Automate recurring questions, optimize, and keep staffing efforts low
These requests are generally similar, which means that there’s the option to handle them automatically, namely with a chatbot, a program that can have a conversation with anyone requesting help. Either the program handles all of the conversation itself, or it refers the person it is talking to to a human service agent. The latter is done if the question is recognized as too complex for the bot to handle.
GetJenny’s approach makes it possible to integrate its conversational engine, called Jenny, with a variety of different systems. In the case of Slush, this is Ninchat, a nimble Finnish chat platform.
Once set up, Jenny is then taught a large number of so-called states, particular situations the chatbot acts on depending on the input it receives, for example providing information on how to get from Helsinki airport to the venue, or retrieving up-to-date agenda information from Slush’s database through its API.
Teaching Jenny: 68 percent automation on day one
The starting point for teaching the chatbot was an analysis of the previous year’s live chat data.
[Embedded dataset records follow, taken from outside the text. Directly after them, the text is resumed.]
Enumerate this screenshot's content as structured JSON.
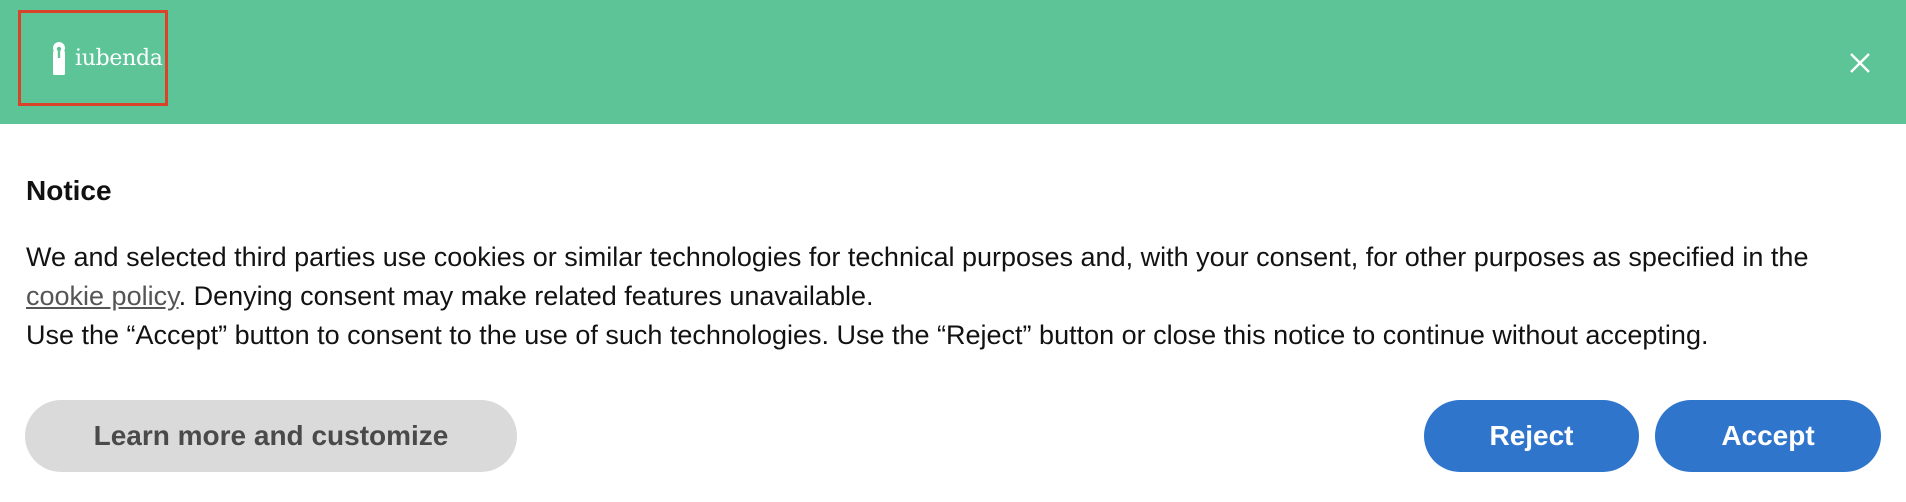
{
  "header": {
    "brand_name": "iubenda",
    "brand_icon": "keyhole-icon",
    "close_icon": "close-icon",
    "background_color": "#5dc498",
    "highlight_color": "#d9432a"
  },
  "notice": {
    "title": "Notice",
    "line1_text": "We and selected third parties use cookies or similar technologies for technical purposes and, with your consent, for other purposes as specified in the ",
    "cookie_policy_link": "cookie policy",
    "line1_suffix": ". Denying consent may make related features unavailable.",
    "line2_text": "Use the “Accept” button to consent to the use of such technologies. Use the “Reject” button or close this notice to continue without accepting."
  },
  "buttons": {
    "customize_label": "Learn more and customize",
    "reject_label": "Reject",
    "accept_label": "Accept",
    "primary_color": "#2f75cc",
    "secondary_color": "#dadada"
  }
}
Through added testing and training the chatbot with hundreds of volunteers, the resulting learning curve will help the guys at GetJenny perfect their approach for this specific use of the bot, and make it possible to create a response that is both immediately useful and close enough to human interaction.
On the first day of operation, the Slush bot achieved 68 percent automation, which means that the bot was able to independently respond to more than two thirds of all the requests for information it received in its testing phase.
The chatbot won’t depend on opening hours or hired staff to man workstations. It can handle a multitude of last year’s conversations, while leaving only the most complicated matters up to agents to settle. At night, while the support agents are enjoying their time off, the chatbot keeps on answering questions and logging any question it has not been able to answer, making it a breeze to teach it about more topics the next day.
Ready for action and 17,500 attendees
Setting up the technical base for Jenny’s Slush incarnation took the team some two days, which included integrating the solution to Ninchat’s live chat platform. Training the conversational engine and feeding it with all the states and queues it will be expected to act on naturally also requires a few days, but is a straightforward process than can easily be adapted to a variety of requirements.
The team at GetJenny expect their chatbot for Slush, also called Jenny, to do well. A day before Slush kicks off, they’re busy making sure it has a broad enough answer base. Once that is given, Jenny is ready to face 17,500 attendees, 2,300 start-ups, over a thousand investors, and scores of journalists!